Wang Yue, Lu Xingrong, Chen Guohong
School of Management, Shenyang Normal University, No. 253 North Street of the Yellow River, Shenyang, 110034, Liaoning Province, China.
Northeast Institute of Geography and Agroecology, Chinese Academy of Sciences, Changchun, 130012, China.
Sci Rep. 2025 Jul 1;15(1):21249. doi: 10.1038/s41598-025-94770-z.
Determining the appropriate analysis of spatio-temporal scale characteristics of land use and land cover change (LUCC) can effectively reveal and grasp complex geographical phenomena and patterns. However, current methodologies often suffer from subjectivity, experimental errors, and limitations in spatial representation, as they typically rely on statistical data. There is an urgent need for innovative methods to identify spatial (grid-based) and temporal (time series) scales.
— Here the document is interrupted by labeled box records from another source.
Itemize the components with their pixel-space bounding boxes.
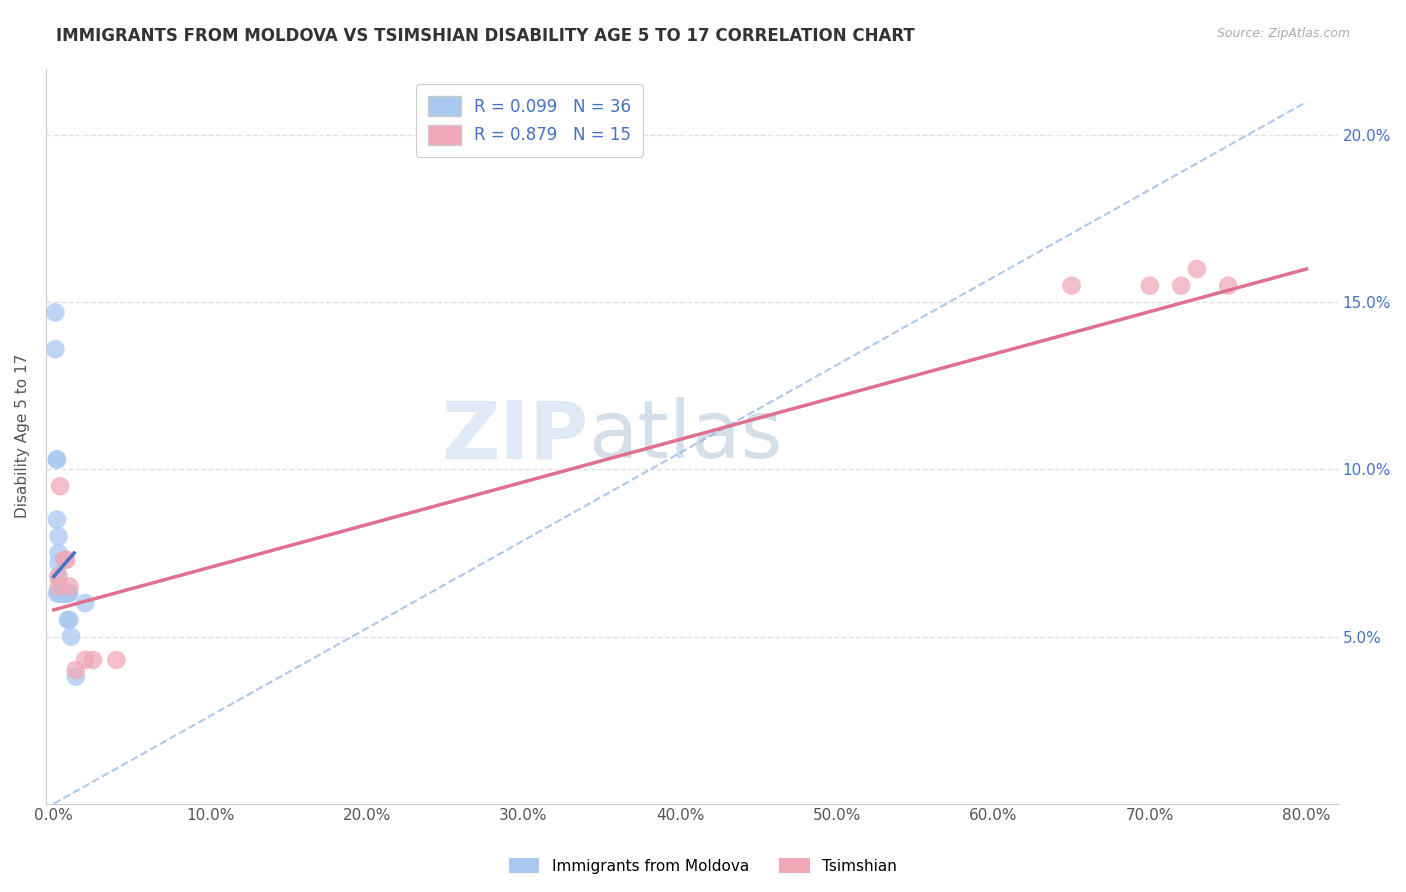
Point [53, 586, 76, 600]
Point [44, 342, 66, 356]
Point [49, 479, 72, 493]
Point [48, 579, 70, 593]
Point [44, 305, 66, 319]
Point [52, 586, 75, 600]
Point [1218, 278, 1240, 293]
Point [48, 529, 70, 543]
Legend: R = 0.099   N = 36, R = 0.879   N = 15: R = 0.099 N = 36, R = 0.879 N = 15 [416, 84, 643, 156]
Point [49, 586, 72, 600]
Point [48, 586, 70, 600]
Point [52, 586, 75, 600]
Point [51, 586, 73, 600]
Point [49, 586, 72, 600]
Text: atlas: atlas [589, 397, 783, 475]
Point [56, 613, 79, 627]
Point [51, 586, 73, 600]
Point [52, 586, 75, 600]
Point [60, 630, 83, 644]
Point [45, 452, 67, 467]
Point [58, 613, 80, 627]
Point [49, 586, 72, 600]
Point [105, 653, 128, 667]
Point [82, 653, 104, 667]
Point [65, 663, 87, 677]
Point [53, 552, 76, 566]
Point [1060, 278, 1083, 293]
Point [45, 586, 67, 600]
Point [75, 596, 97, 610]
Point [48, 569, 70, 583]
Point [55, 552, 77, 566]
Point [48, 556, 70, 570]
Point [48, 546, 70, 560]
Point [45, 513, 67, 527]
Point [49, 586, 72, 600]
Text: IMMIGRANTS FROM MOLDOVA VS TSIMSHIAN DISABILITY AGE 5 TO 17 CORRELATION CHART: IMMIGRANTS FROM MOLDOVA VS TSIMSHIAN DIS… [56, 27, 915, 45]
Text: Source: ZipAtlas.com: Source: ZipAtlas.com [1216, 27, 1350, 40]
Point [75, 653, 97, 667]
Point [48, 569, 70, 583]
Point [58, 579, 80, 593]
Point [49, 586, 72, 600]
Point [55, 586, 77, 600]
Legend: Immigrants from Moldova, Tsimshian: Immigrants from Moldova, Tsimshian [503, 852, 903, 880]
Point [56, 586, 79, 600]
Point [53, 586, 76, 600]
Point [51, 586, 73, 600]
Text: ZIP: ZIP [441, 397, 589, 475]
Point [65, 670, 87, 684]
Point [45, 452, 67, 467]
Point [51, 586, 73, 600]
Y-axis label: Disability Age 5 to 17: Disability Age 5 to 17 [15, 354, 30, 518]
Point [1185, 262, 1208, 277]
Point [56, 586, 79, 600]
Point [1139, 278, 1161, 293]
Point [49, 586, 72, 600]
Point [58, 586, 80, 600]
Point [55, 586, 77, 600]
Point [1170, 278, 1192, 293]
This study focuses on the Shenyang Economic Zone, employing an enhanced fractal box-counting dimension model and wavelet analysis to objectively determine the spatial and temporal scales of LUCC. The findings indicate that: (1) Fractal characteristics effectively measure spatial-scale, and (2) Wavelet variance serves as a novel parameter for describing LUCC's temporal development. These results demonstrate that fractal characteristics and wavelet variance are robust descriptors of LUCC, with the proposed spatio-temporal scale identification methods showing strong applicability.
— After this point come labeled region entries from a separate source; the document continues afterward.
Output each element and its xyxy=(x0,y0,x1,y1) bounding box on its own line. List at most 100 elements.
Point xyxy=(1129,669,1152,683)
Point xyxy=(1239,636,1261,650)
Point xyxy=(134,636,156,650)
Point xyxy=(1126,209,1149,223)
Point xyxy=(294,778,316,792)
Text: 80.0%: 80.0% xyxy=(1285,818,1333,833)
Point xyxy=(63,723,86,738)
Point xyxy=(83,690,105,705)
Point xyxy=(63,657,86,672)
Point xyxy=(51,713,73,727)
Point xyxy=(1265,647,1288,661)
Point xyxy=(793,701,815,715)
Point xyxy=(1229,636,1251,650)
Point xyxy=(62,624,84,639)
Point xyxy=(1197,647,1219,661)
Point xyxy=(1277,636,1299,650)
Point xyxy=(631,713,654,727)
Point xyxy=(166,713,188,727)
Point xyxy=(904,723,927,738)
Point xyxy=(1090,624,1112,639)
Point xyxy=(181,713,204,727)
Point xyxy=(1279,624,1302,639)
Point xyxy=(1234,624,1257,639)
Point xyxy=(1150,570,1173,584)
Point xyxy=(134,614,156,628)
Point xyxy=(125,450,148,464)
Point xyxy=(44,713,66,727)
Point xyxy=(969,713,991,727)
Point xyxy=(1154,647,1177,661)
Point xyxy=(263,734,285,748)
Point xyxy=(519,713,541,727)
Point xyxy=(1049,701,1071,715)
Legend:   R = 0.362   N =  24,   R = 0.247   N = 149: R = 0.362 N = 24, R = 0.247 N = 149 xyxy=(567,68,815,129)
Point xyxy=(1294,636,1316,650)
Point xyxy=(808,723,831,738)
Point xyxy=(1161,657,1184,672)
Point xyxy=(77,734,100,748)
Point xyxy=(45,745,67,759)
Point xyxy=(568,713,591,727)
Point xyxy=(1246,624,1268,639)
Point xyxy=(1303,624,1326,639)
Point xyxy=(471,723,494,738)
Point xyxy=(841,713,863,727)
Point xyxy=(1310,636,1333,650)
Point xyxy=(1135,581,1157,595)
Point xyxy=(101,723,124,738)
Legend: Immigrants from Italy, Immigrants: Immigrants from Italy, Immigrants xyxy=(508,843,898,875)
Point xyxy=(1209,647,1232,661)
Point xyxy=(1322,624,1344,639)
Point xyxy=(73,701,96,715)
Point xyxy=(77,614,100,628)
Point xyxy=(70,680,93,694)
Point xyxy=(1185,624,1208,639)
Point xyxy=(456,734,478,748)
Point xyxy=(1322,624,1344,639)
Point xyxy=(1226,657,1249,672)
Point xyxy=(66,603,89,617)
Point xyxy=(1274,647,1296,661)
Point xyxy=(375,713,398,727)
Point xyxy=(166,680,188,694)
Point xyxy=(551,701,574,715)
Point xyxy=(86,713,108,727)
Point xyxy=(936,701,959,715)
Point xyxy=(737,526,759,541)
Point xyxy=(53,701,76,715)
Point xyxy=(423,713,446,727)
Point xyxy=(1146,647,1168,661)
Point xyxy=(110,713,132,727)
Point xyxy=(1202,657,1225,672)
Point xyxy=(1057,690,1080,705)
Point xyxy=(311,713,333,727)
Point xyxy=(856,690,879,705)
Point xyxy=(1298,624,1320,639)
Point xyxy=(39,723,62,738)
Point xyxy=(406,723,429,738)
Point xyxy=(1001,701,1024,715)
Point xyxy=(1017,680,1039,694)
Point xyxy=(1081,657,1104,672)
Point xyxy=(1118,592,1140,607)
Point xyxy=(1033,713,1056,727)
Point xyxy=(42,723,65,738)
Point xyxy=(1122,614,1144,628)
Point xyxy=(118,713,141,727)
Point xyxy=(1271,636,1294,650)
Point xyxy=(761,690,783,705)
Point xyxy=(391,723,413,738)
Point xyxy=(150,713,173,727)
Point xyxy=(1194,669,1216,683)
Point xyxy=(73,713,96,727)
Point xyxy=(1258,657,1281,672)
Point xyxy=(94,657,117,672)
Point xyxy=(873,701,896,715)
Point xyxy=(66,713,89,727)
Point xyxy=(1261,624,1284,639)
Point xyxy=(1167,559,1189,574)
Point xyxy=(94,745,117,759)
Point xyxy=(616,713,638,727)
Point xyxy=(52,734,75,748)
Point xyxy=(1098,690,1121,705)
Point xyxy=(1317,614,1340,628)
确定土地利用和土地覆盖变化(LUCC)时空尺度特征的适当分析方法,能够有效地揭示和把握复杂的地理现象与格局。然而,当前的方法往往存在主观性、实验误差以及空间表征方面的局限性,因为它们通常依赖统计数据。迫切需要创新方法来识别空间(基于网格)和时间(时间序列)尺度。本研究聚焦于沈阳经济区,采用增强型分形盒计数维模型和小波分析来客观确定LUCC的时空尺度。研究结果表明:(1)分形特征有效地衡量了空间尺度,(2)小波方差作为描述LUCC时间发展的一个新参数。这些结果表明,分形特征和小波方差是LUCC的有力描述指标,所提出的时空尺度识别方法具有很强的适用性。